Now Carraro would know this from first-hand experience as he’s out there in the Atlantic Ocean waters just beyond Gloucester, Mass. That’s where captains and crews do their work during their season. On “Wicked Tuna,” the captain who has the most catches within their crew is tabbed as that season’s winner.
Carraro has tallied up five victories during the National Geographic Channel show’s 10 seasons. Last season, Paul Hebert and his crew took home the victor’s crown by catching 15 bluefin tuna.
“Wicked Tuna” remains one of the channel’s most popular shows. It also has had a spin-off called “Wicked Tuna: Outer Banks” that focused on catching tuna off North Carolina’s Outer Banks region.

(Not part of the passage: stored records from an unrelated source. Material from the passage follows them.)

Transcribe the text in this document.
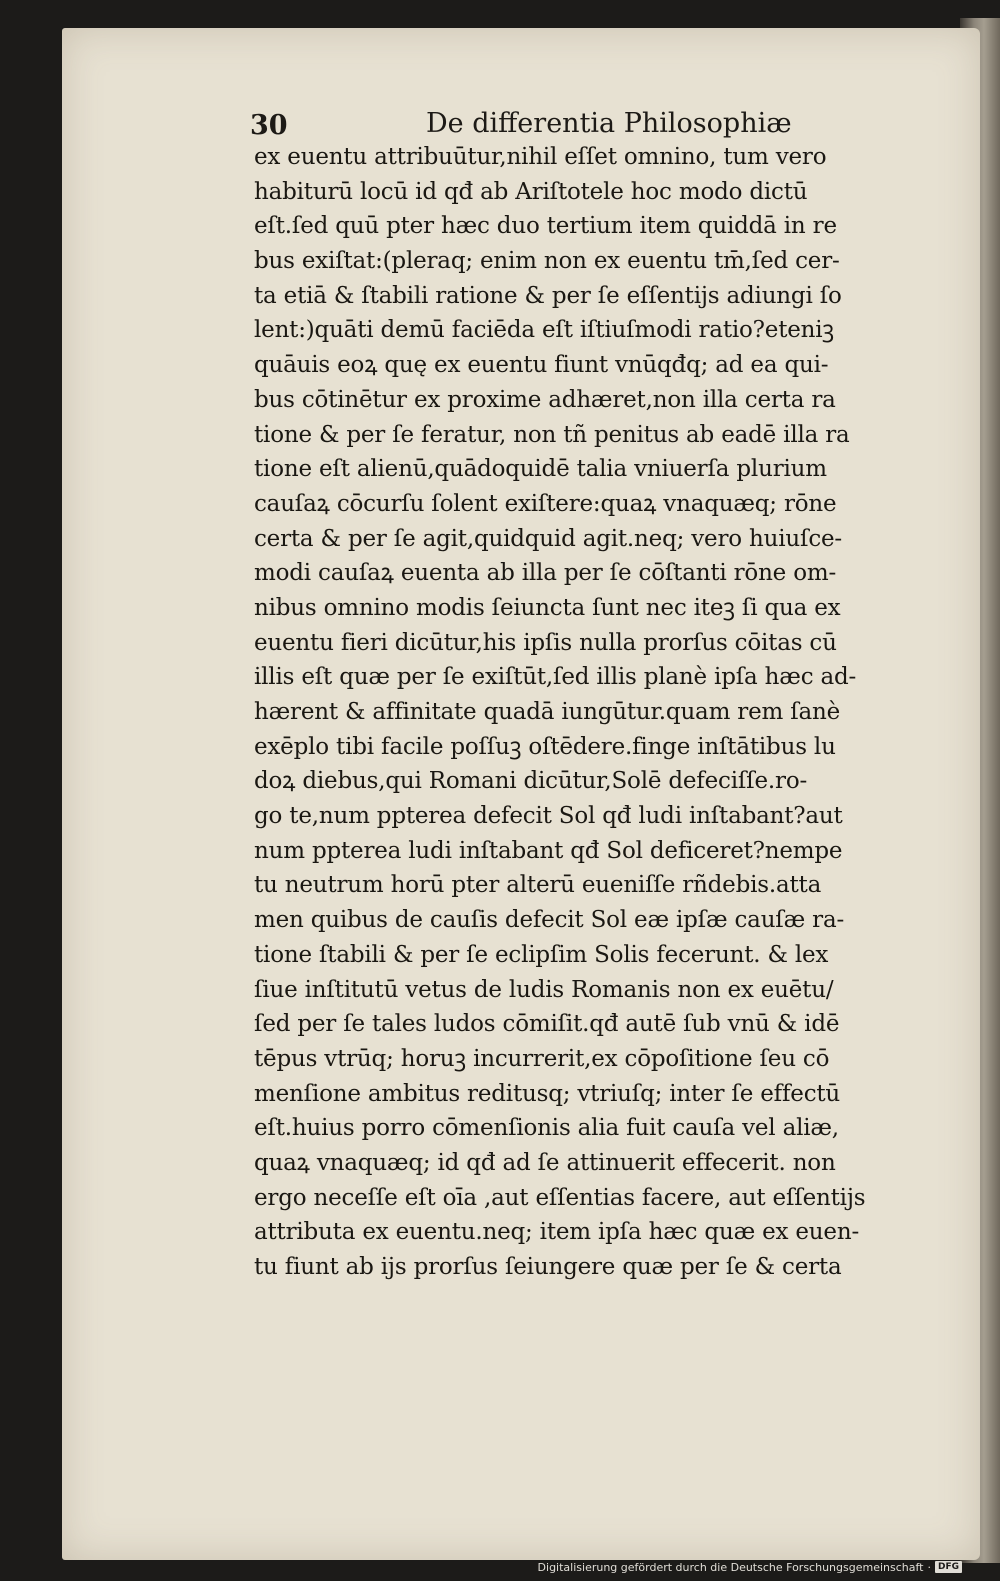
30	De differentia Philosophiæ
ex euentu attribuūtur,nihil eſſet omnino, tum vero
habiturū locū id qđ ab Ariſtotele hoc modo dictū
eſt.ſed quū pter hæc duo tertium item quiddā in re
bus exiſtat:(pleraq; enim non ex euentu tm̄,ſed cer-
ta etiā & ſtabili ratione & per ſe eſſentijs adiungi ſo
lent:)quāti demū faciēda eſt iſtiuſmodi ratio?eteniꝫ
quāuis eoꝝ quę ex euentu fiunt vnūqđq; ad ea qui-
bus cōtinētur ex proxime adhæret,non illa certa ra
tione & per ſe feratur, non tñ penitus ab eadē illa ra
tione eſt alienū,quādoquidē talia vniuerſa plurium
cauſaꝝ cōcurſu ſolent exiſtere:quaꝝ vnaquæq; rōne
certa & per ſe agit,quidquid agit.neq; vero huiuſce-
modi cauſaꝝ euenta ab illa per ſe cōſtanti rōne om-
nibus omnino modis ſeiuncta ſunt nec iteꝫ ſi qua ex
euentu fieri dicūtur,his ipſis nulla prorſus cōitas cū
illis eſt quæ per ſe exiſtūt,ſed illis planè ipſa hæc ad-
hærent & affinitate quadā iungūtur.quam rem ſanè
exēplo tibi facile poſſuꝫ oſtēdere.finge inſtātibus lu
doꝝ diebus,qui Romani dicūtur,Solē defeciſſe.ro-
go te,num ppterea defecit Sol qđ ludi inſtabant?aut
num ppterea ludi inſtabant qđ Sol deficeret?nempe
tu neutrum horū pter alterū eueniſſe rñdebis.atta
men quibus de cauſis defecit Sol eæ ipſæ cauſæ ra-
tione ſtabili & per ſe eclipſim Solis fecerunt. & lex
ſiue inſtitutū vetus de ludis Romanis non ex euētu/
ſed per ſe tales ludos cōmiſit.qđ autē ſub vnū & idē
tēpus vtrūq; horuꝫ incurrerit,ex cōpoſitione ſeu cō
menſione ambitus reditusq; vtriuſq; inter ſe effectū
eſt.huius porro cōmenſionis alia fuit cauſa vel aliæ,
quaꝝ vnaquæq; id qđ ad ſe attinuerit effecerit. non
ergo neceſſe eſt oīa ,aut eſſentias facere, aut eſſentijs
attributa ex euentu.neq; item ipſa hæc quæ ex euen-
tu fiunt ab ijs prorſus ſeiungere quæ per ſe & certa
Digitalisierung gefördert durch die Deutsche Forschungsgemeinschaft · DFG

Carraro Stands By Statement That He’s Never Eaten Tuna, Seafood
OK, some Outsiders might not understand this and some may understand. How can it be that Dave Carraro has never eaten tuna or seafood? After all, the “Wicked Tuna” captain makes catching bluefin tuna his livelihood.
But he says that he’s never tasted any. Carraro talked about his eating habits during an interview with Hollywood Soapbox.

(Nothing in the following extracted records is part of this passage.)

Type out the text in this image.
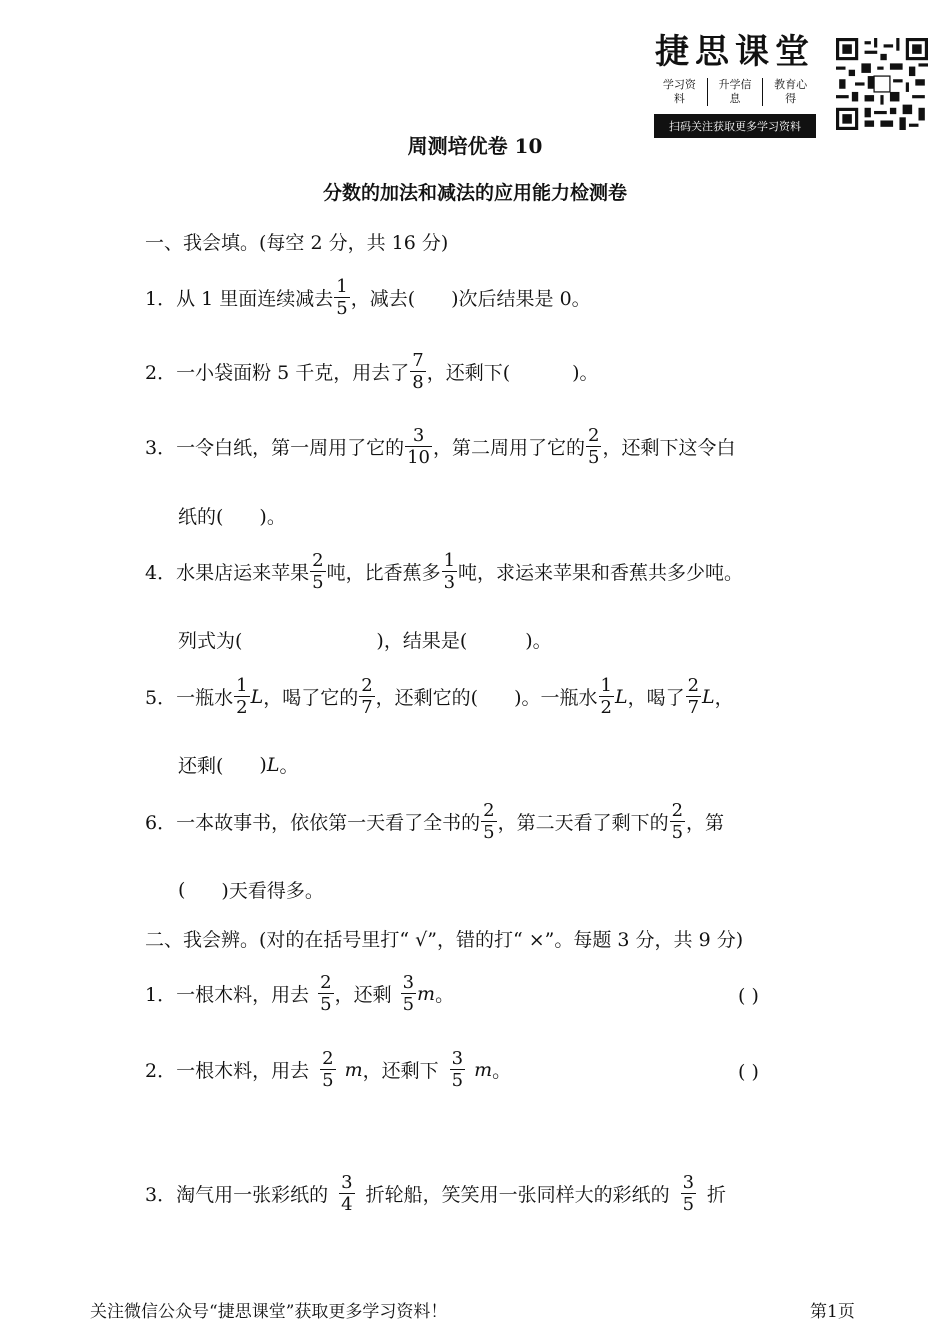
捷思课堂
学习资料
升学信息
教育心得
扫码关注获取更多学习资料
周测培优卷 10
分数的加法和减法的应用能力检测卷
一、我会填。(每空 2 分，共 16 分)
1． 从 1 里面连续减去 $\frac{1}{5}$ ，减去( )次后结果是 0。
2． 一小袋面粉 5 千克，用去了 $\frac{7}{8}$ ，还剩下(	)。
3． 一令白纸，第一周用了它的 $\frac{3}{10}$ ，第二周用了它的 $\frac{2}{5}$ ，还剩下这令白
纸的( )。
4． 水果店运来苹果 $\frac{2}{5}$ 吨，比香蕉多 $\frac{1}{3}$ 吨，求运来苹果和香蕉共多少吨。
列式为(	)，结果是(	)。
5． 一瓶水 $\frac{1}{2}$ L ，喝了它的 $\frac{2}{7}$ ，还剩它的( )。一瓶水 $\frac{1}{2}$ L ，喝了 $\frac{2}{7}$ L ，
还剩( ) L 。
6． 一本故事书，依依第一天看了全书的 $\frac{2}{5}$ ，第二天看了剩下的 $\frac{2}{5}$ ，第
( )天看得多。
二、我会辨。(对的在括号里打“ √”，错的打“ ×”。每题 3 分，共 9 分)
1． 一根木料，用去 $\frac{2}{5}$ ，还剩 $\frac{3}{5}$ m 。	( )
2． 一根木料，用去 $\frac{2}{5}$ m ，还剩下 $\frac{3}{5}$ m 。	( )
3． 淘气用一张彩纸的 $\frac{3}{4}$ 折轮船，笑笑用一张同样大的彩纸的 $\frac{3}{5}$ 折
关注微信公众号“捷思课堂”获取更多学习资料！	第1页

“I’m 55 years old, shortly to turn 56, and I’ve never eaten a piece of seafood in my entire life,” Carraro said. “I can’t answer that question. I have no idea what it tastes like.
“No seafood, none whatsoever,” Carraro said. “Chicken, beef, and vegetables, that’s as far as it goes — and of course my sweets. I have a sweet tooth, but no I’ve been commercial fishing, recreational fishing since I’ve been a little kid and I’ve never eaten a piece.”
Carraro may hang around Gloucester during the off-season. But Captain TJ Ott isn’t doing that himself. He is heading down to Key West and grab some sun and relax a bit. Just what a captain needs after being out trying to catch bluefin tuna.